If a solution is near, I'm all for it.

It's simple. More were deleted because more had no activity for 2 years. Expecting the board managers to wade through thousands of threads to determine which should be kept and which deleted, while their baord is crashing around them, is kind of absurd.

But it's sounding like maybe something can be done.

metfan13
01-20-2008, 08:34 PM
Your reply proves my point.

You note that “this is not the first time that threads had to be cut for space reasons, and it probably won’t be the last.”

That should tell you that deleting threads is nothing more than a temporary fix and NOT the solution to the problem.

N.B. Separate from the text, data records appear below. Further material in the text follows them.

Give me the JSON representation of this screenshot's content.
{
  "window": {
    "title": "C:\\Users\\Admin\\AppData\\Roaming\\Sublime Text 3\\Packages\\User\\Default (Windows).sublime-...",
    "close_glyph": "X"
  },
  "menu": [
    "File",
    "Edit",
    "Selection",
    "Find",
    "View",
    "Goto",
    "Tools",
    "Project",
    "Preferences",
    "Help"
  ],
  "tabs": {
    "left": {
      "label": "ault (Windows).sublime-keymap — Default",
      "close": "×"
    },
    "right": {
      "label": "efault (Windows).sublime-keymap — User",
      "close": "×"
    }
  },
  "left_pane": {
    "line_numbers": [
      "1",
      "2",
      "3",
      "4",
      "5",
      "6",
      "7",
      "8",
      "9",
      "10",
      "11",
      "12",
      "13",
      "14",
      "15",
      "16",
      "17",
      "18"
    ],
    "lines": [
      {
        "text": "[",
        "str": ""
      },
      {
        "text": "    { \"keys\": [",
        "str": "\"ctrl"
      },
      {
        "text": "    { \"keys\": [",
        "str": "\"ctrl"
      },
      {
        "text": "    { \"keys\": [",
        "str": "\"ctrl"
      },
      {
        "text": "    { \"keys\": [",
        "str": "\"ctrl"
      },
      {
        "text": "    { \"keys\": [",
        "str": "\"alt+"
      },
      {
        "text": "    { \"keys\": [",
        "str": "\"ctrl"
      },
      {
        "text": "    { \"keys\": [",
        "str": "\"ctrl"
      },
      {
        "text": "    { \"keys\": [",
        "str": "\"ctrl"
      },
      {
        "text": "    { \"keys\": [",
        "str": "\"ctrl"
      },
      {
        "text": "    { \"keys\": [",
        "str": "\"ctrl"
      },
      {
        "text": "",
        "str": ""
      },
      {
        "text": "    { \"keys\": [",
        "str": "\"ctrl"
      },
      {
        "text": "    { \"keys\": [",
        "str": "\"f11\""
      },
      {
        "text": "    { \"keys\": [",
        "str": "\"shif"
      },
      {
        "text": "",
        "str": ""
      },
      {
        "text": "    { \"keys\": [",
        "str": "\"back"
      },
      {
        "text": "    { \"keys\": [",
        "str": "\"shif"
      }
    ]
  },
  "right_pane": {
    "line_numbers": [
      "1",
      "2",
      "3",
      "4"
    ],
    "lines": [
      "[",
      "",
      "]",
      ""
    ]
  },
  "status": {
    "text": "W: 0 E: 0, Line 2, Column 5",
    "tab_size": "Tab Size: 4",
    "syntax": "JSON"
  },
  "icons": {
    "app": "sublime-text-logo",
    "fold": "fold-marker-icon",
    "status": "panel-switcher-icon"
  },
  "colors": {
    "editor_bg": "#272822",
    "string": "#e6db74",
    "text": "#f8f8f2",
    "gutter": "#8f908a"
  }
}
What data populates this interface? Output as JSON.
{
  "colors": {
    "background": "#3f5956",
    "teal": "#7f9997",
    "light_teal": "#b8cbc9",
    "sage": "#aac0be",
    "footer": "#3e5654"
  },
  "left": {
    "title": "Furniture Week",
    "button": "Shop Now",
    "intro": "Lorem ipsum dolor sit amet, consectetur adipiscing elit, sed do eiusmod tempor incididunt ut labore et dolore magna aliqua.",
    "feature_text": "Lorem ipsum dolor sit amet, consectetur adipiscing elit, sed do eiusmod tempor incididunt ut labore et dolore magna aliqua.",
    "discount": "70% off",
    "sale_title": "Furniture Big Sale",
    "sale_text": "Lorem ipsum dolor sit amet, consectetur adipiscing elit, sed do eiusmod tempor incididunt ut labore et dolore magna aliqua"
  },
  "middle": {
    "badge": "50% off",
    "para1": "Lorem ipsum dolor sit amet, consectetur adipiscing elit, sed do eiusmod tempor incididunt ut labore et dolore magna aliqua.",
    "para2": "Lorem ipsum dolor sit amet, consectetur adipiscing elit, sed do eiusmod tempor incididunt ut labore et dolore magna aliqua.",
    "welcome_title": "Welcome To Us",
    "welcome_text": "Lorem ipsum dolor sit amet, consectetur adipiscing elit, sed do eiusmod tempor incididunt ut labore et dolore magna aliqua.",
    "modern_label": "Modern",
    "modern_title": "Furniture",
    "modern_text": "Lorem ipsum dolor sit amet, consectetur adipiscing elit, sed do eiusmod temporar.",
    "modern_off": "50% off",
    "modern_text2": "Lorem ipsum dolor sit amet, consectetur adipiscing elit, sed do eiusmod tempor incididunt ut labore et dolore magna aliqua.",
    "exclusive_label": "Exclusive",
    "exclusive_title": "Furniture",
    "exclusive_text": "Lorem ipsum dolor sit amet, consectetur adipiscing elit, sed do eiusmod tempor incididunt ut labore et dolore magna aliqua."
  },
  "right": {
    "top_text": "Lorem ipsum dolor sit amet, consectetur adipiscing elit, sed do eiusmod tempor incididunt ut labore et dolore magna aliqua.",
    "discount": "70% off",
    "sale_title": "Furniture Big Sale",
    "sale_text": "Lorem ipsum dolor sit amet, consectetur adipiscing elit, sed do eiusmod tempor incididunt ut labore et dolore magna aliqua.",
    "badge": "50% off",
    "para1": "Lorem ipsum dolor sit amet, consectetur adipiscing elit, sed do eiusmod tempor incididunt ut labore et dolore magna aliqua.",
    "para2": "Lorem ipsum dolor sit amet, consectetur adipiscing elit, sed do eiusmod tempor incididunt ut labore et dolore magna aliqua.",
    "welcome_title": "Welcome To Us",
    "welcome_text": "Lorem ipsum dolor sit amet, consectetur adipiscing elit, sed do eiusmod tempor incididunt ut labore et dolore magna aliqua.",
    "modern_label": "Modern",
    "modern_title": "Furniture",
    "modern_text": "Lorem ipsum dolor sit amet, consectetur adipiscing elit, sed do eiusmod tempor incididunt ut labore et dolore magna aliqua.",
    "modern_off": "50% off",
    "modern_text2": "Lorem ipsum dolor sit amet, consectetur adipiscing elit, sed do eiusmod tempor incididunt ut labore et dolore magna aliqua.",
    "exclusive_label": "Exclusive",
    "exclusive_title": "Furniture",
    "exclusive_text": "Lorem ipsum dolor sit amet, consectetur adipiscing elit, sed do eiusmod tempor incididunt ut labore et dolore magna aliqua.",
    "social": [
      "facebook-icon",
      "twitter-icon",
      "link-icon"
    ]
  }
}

I’m no expert either, but I do know that other companies who run into a storage problem on their servers don’t resort to deleting historical information. Storage today is cheaper than it’s ever been, so they add another drive. Increase capacity. Find another server. ANYTHING but destroy precious data!

And that’s especially relevant for a site that claims to be a place where “the history of yesterday is preserved for tomorrow.”

It's a message board, not the national archives or a company's historical data.

donzblock
01-21-2008, 07:38 AM
It's a message board, not the national archives or a company's historical data.
By distorting Shlevine42's point, you ignore his point. And you also denigrate the purpose of this website. Do you seriously believe that Baseball Fever is merely a message board?

VIBaseball
01-21-2008, 10:47 AM
To get back on topic, I'll draw a parallel with the New York Football Giants. There's a team that played in Yale Bowl, of all places, while their original home Yankee Stadium was being renovated. Then when Giants Stadium opened up in the Meadowlands, the franchise retained its fan base, or at least a large portion thereof.

No doubt the Brooklyn fans' mindset was at least somewhat different, but I tend to think that a lot of people could and would have adjusted. In particular, the folks who moved from Brooklyn out to Nassau could well have been inclined to drive to Flushing Meadows. When did the LIRR stop come in there?

PS: Professor and Mr. Levine -- I have started a thread over at Web Improvements and Site Ideas. There we may discuss the themes of storage space and the useful lifespan of posts on this site to our heart's content. :)

Yankeebiscuitfan
01-21-2008, 12:54 PM
Thank you for returning to the thread's topic again VIBaseball.

metfan13
01-21-2008, 07:28 PM
By distorting Shlevine42's point, you ignore his point. And you also denigrate the purpose of this website. Do you seriously believe that Baseball Fever is merely a message board?

Based on what happened this week, yes.

It's an exceptional message board, but still a message board, with moderators governing their forums, people posting opinions and research, varying levels of sense being made by some posters, and limits to how much can be stored on the servers.

donzblock
01-21-2008, 08:18 PM
So would I have supported the Dodgers in Queens? Of course. And they would have continued to call themselves the Brooklyn Dodgers, and that would have made the Queensburgers furious, and that would have made it even more satisfying.

A parallel? I've had season tickets for the New York Giants since 1961 and have kept them despite their move to Jersey. However, my allegiance has been only to the seats. When the Giants shifted to Jersey, I became an Eagles' fan. I go to one game a year and sell the remaining seats. So has the Jersey move of the football Giants been for me a parallel to a hypothetical Queens move for the Brooklyn Dodgers? No. Queens is next door to Brooklyn. New Jersey is another country: even the mosquitoes are different. A person cannot even pump his own gas in Jersey. The pizza is better in Jersey once you hit New Brunswick. Essentially, New Jersey is a conduit linking Pennsylvania to New York. It is an area that is gradually becoming the Jersey Turnpike, which once had 4 lanes and now has 12+ and counting. In 20 years, every town in Jersey will be an exit/entrance for the turnpike, and the entire state will be a toll road.

Yes, I would have supported the Dodgers in Queens, and eventually the team would have moved back to Brooklyn once the new owners discovered the potential of Coney Island.

Now I think all would agree that this post is not in any way, shape, or form a message.